Scalability is key to Microsoft's plans for SQL Server database

Microsoft has detailed part its drive into larger enterprises, with a road map for its SQL Server database emphasising scalability through clustering and transaction monitoring middleware.

The strategy, outlined at a special event in the US, calls for a 1997 release of SQL Server, code-named Sphinx, that supports Microsoft's Wolfpack APIs for fail-over clustering and its Viper transaction processing middleware, Microsoft officials said. The Wolfpack APIs are due later this year, and Viper will enter beta testing later this month.

Microsoft will also release a scaled-down version of SQL Server for Windows 95 that will be aimed at desktop and mobile users, said Paul Flessner, general manager of SQL Server development at Microsoft.

The desktop version will have the same API as the Windows NT version, and remote users will be able to replicate data with other SQL Server installations.

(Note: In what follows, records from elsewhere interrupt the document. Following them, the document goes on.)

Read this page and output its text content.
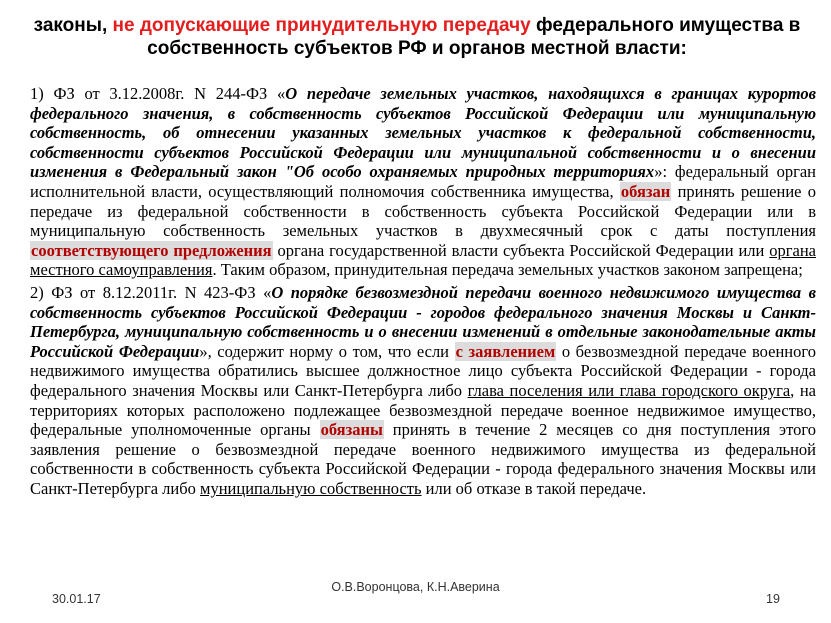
законы, не допускающие принудительную передачу федерального имущества в собственность субъектов РФ и органов местной власти:

1) ФЗ от 3.12.2008г. N 244-ФЗ «О передаче земельных участков, находящихся в границах курортов федерального значения, в собственность субъектов Российской Федерации или муниципальную собственность, об отнесении указанных земельных участков к федеральной собственности, собственности субъектов Российской Федерации или муниципальной собственности и о внесении изменения в Федеральный закон "Об особо охраняемых природных территориях»: федеральный орган исполнительной власти, осуществляющий полномочия собственника имущества, обязан принять решение о передаче из федеральной собственности в собственность субъекта Российской Федерации или в муниципальную собственность земельных участков в двухмесячный срок с даты поступления соответствующего предложения органа государственной власти субъекта Российской Федерации или органа местного самоуправления. Таким образом, принудительная передача земельных участков законом запрещена;

2) ФЗ от 8.12.2011г. N 423-ФЗ «О порядке безвозмездной передачи военного недвижимого имущества в собственность субъектов Российской Федерации - городов федерального значения Москвы и Санкт-Петербурга, муниципальную собственность и о внесении изменений в отдельные законодательные акты Российской Федерации», содержит норму о том, что если с заявлением о безвозмездной передаче военного недвижимого имущества обратились высшее должностное лицо субъекта Российской Федерации - города федерального значения Москвы или Санкт-Петербурга либо глава поселения или глава городского округа, на территориях которых расположено подлежащее безвозмездной передаче военное недвижимое имущество, федеральные уполномоченные органы обязаны принять в течение 2 месяцев со дня поступления этого заявления решение о безвозмездной передаче военного недвижимого имущества из федеральной собственности в собственность субъекта Российской Федерации - города федерального значения Москвы или Санкт-Петербурга либо муниципальную собственность или об отказе в такой передаче.

30.01.17
О.В.Воронцова, К.Н.Аверина
19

Despite its focus on the low-end, Microsoft is still interested in the high end. In the 1997 Sphinx release of SQL Server, Microsoft will implement "shared nothing" clustering technology. Servers coupled in this fashion share no CPU, memory, or storage resources, so offering greater fault tolerance.

Sphinx will also feature increased automation for easier installation and more versatile locking functions, officials said. The SQL Server storage engine will grow and shrink table spaces automatically to optimise performance, and Sphinx will have a de-escalation locking policy that will support both page and row-level locking.

Developers have already voiced interest in Microsoft's clustering plans, and its Viper technology promises more high-end distributed applications for Windows NT. Microsoft's OLE-based transaction middleware will let users work with distributed ActiveX objects.

The company plans to extend Viper through third parties to existing transaction systems on Unix and mainframes so Windows NT can operate well in mixed operating environments, said Mike Pizzo, program manager for database APIs at Microsoft. "The plan is to have Viper work with other databases," Pizzo said.